Hermeneutic of the Holy Spirit
The word “hermeneutic” is not on the tip of every Catholic’s tongue, but it was a significant term during the eight years of Pope Benedict’s pontificate. The word refers to an interpretive key, or a way of reading a text or event.
For the German pope, the church was divided by the way it implemented the Second Vatican Council, what he called “an unacceptable hermeneutic of discontinuity and rupture” vs. “a hermeneutic of continuity and reform.”
The word became almost emblematic of Benedict’s pontificate. So it was interesting to see Pope Francis use it – in a much different way – in his encounter with journalists Saturday. The “hermeneutic” of his pontificate, he seemed to be saying, is the action of the Holy Spirit.
“In everything that has occurred, the principal agent has been, in the final analysis, the Holy Spirit. He prompted the decision of Benedict XVI for the good of the Church; he guided the Cardinals in prayer and in the election,” he said.

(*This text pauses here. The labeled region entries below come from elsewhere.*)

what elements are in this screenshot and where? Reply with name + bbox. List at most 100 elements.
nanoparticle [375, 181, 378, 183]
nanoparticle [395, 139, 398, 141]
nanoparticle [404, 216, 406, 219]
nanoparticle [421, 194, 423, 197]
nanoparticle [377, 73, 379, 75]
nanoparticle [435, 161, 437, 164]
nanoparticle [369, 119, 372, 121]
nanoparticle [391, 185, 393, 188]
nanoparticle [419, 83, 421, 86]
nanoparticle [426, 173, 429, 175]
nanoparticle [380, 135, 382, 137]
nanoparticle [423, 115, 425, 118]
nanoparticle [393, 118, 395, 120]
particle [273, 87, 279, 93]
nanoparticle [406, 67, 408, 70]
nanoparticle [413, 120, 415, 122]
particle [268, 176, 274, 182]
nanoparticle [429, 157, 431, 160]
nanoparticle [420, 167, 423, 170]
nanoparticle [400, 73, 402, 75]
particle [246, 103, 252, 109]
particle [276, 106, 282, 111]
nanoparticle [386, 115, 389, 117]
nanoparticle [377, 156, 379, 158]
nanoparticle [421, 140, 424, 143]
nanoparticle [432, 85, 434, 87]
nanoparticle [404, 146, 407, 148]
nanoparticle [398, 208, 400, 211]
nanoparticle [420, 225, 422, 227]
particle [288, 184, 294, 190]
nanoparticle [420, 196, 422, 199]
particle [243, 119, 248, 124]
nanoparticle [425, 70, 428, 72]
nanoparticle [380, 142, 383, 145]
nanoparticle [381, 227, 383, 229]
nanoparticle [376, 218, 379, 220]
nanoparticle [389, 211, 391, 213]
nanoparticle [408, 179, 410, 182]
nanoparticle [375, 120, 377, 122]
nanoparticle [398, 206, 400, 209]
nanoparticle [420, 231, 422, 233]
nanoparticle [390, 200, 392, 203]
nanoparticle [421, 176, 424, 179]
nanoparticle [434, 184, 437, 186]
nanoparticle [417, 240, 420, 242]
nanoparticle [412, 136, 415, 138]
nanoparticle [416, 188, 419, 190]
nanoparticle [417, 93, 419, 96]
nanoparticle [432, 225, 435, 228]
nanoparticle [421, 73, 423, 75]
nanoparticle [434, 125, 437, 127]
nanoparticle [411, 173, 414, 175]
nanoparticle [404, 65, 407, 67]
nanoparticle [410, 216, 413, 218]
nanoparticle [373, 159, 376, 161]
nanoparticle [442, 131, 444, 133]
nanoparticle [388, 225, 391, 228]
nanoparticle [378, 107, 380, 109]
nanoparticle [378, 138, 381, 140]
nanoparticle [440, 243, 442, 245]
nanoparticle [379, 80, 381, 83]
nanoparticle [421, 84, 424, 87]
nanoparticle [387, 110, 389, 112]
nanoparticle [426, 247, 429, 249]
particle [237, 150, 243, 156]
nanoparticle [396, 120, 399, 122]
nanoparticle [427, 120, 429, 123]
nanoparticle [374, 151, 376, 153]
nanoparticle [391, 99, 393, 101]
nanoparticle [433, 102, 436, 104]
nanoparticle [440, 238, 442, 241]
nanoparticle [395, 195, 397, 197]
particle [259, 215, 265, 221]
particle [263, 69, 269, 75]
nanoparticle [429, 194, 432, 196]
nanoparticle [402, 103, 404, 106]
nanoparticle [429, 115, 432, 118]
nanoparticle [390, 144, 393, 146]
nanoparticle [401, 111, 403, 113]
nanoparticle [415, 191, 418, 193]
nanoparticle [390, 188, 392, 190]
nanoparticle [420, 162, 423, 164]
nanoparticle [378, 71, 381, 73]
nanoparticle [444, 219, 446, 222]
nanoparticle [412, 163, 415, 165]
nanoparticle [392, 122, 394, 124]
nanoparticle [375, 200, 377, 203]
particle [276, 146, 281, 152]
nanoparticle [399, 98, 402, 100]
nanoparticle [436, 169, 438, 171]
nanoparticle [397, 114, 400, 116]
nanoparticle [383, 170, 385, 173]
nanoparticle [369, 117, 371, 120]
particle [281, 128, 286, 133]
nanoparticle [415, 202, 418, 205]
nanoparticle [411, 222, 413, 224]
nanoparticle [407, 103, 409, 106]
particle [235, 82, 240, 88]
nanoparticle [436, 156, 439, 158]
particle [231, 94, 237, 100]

“It is important, dear friends, to take into due account this way of looking at things, this hermeneutic, in order to bring into proper focus what really happened in these days.”
During the conclave, I noticed that none of the cardinal electors – including Cardinal Bergoglio, the new pope – had participated in Vatican II. I suspect that Pope Francis will be much less likely to use the council to frame the issues of church debate.